Raymond read it simply, humbly. I thought how it wasn't Raymond reading; to me it sounded just like Johnny talking, Johnny telling of his love for the land and his hopes for the young people. At the end, when Johnny said, “I miss the taste of moose tongue and beaver tail,” there were smiles and laughter all around the hall. Then Raymond finished with Johnny's last words: “And so I say to you: take care of the land, take care of yourself, take care of each other.”
The hall was profoundly quiet in the wake of Johnny's last words. Raymond turned and made his way on the crutches to the fireplace, clutching the hand drum with a couple of fingers. One of the elders brought up a TV tray with big straps of bear fat heaped on it. Raymond beckoned me over with a wave of his head. I took the drum so he could free his right hand. With a little toss, he threw a big strap of fat into the fire, and it started sizzling. He looked at it intently, and then he turned to me and said, “You too, Gabe.”

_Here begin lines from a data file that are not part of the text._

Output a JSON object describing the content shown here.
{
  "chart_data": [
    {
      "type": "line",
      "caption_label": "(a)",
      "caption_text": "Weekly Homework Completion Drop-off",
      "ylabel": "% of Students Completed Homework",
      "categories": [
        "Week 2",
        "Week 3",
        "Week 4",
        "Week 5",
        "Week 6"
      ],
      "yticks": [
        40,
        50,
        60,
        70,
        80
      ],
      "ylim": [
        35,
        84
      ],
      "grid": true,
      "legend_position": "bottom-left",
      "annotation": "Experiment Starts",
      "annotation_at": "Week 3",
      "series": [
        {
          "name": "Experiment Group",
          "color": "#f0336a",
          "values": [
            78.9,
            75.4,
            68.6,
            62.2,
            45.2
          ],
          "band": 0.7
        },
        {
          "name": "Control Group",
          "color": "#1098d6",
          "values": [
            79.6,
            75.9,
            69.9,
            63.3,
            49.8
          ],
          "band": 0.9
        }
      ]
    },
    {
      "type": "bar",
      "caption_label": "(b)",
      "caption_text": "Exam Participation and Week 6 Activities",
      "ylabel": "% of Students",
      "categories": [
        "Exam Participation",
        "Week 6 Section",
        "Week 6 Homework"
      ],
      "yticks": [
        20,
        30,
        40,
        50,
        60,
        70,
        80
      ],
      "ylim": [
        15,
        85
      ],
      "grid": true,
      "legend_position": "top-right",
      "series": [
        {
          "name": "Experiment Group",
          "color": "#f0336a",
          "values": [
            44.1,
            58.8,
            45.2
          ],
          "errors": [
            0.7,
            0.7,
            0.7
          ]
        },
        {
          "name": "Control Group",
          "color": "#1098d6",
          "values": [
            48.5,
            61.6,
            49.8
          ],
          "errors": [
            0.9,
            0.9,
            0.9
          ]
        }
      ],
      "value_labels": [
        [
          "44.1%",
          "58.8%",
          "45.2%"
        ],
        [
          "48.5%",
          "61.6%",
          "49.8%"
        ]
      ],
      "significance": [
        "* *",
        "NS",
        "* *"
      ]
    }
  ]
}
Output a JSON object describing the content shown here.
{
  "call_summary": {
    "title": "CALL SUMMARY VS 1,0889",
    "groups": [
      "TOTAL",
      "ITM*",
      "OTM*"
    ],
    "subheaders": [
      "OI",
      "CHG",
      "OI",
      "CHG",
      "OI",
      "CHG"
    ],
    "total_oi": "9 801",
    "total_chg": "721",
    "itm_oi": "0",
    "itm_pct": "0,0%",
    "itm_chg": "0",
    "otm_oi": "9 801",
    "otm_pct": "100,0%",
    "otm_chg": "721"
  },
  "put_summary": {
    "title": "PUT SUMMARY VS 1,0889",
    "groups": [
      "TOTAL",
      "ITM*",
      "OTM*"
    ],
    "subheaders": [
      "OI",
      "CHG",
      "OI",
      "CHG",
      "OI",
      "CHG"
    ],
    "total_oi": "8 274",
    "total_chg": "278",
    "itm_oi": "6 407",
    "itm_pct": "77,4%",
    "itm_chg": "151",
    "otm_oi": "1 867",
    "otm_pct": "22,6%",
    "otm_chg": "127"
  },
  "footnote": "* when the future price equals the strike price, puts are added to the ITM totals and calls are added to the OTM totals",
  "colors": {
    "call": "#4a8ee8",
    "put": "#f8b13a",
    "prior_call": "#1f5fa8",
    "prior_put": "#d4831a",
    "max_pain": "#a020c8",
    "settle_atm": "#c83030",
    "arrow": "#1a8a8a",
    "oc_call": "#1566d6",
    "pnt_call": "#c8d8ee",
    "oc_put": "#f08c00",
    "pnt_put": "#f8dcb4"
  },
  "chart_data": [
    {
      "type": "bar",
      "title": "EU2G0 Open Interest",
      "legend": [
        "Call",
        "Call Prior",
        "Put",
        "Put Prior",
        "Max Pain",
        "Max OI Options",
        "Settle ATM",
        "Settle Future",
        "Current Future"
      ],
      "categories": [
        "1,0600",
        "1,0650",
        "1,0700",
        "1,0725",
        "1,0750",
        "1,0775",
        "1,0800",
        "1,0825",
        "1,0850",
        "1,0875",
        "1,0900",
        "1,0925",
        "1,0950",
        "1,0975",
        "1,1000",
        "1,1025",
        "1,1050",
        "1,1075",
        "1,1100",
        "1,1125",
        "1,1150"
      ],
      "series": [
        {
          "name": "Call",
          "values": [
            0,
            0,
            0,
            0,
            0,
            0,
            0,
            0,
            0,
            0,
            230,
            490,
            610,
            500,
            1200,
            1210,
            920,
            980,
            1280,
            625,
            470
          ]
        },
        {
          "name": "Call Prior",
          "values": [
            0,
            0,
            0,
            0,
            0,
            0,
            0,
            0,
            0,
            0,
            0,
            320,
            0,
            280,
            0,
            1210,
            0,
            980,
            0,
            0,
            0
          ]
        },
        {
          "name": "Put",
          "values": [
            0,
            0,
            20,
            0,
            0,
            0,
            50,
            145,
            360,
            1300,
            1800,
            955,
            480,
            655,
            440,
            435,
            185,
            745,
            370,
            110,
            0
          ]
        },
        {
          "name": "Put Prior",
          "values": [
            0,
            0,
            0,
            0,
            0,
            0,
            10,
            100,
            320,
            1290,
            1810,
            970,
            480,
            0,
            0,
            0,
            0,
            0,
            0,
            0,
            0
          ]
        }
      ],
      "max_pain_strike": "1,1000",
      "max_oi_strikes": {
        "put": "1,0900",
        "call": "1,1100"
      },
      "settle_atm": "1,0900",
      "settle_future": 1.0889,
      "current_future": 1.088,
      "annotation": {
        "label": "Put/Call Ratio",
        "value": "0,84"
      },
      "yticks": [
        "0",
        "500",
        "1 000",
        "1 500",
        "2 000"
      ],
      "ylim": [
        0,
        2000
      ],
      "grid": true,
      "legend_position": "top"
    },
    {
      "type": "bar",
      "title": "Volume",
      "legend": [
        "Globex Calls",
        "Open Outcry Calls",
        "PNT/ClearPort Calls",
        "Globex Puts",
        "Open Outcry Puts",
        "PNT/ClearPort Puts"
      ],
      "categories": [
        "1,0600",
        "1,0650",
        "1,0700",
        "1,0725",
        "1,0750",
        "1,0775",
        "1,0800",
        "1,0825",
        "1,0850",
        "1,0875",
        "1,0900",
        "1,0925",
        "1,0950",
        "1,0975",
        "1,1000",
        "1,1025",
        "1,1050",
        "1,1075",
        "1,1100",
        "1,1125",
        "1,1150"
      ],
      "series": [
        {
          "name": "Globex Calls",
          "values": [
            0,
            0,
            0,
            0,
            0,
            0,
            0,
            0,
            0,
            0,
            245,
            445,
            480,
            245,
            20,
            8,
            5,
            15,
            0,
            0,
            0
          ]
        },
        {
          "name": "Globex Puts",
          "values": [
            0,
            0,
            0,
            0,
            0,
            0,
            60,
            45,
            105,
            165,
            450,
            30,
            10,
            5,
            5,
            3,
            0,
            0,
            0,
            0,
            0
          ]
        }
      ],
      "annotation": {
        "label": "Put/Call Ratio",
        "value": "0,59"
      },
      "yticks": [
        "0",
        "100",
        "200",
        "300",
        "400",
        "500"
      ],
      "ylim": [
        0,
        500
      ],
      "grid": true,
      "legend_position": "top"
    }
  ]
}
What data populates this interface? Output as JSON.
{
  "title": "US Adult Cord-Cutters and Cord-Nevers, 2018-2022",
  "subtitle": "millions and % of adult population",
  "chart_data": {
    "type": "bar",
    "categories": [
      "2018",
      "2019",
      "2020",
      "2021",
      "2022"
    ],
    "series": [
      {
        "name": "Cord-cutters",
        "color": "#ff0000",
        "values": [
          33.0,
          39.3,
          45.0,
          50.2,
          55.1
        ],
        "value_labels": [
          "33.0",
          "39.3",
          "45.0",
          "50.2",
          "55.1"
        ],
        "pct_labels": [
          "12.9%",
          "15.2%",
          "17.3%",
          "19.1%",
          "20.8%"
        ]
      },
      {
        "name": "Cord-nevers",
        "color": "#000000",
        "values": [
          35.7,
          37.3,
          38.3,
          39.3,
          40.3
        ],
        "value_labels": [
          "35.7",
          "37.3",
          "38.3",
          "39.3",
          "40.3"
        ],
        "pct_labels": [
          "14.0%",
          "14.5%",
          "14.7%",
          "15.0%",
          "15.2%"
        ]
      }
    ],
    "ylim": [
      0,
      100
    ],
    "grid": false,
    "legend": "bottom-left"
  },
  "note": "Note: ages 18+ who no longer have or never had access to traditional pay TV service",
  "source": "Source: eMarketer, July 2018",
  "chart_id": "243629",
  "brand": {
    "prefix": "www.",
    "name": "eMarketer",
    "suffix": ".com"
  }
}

I placed another strap of fat in the fire. Raymond's head was bowed. I was remembering Johnny's gentle face in the firelight as he told the
old stories, sang the old songs. I could see him peeling back the flakes of pine bark and showing us where the camprobbers hid their blueberries. He was looking at the two of us, and he was smiling. “Thank you, Johnny,” I whispered. The silence in the room held another few minutes, and then everybody was streaming toward the tables filled with food.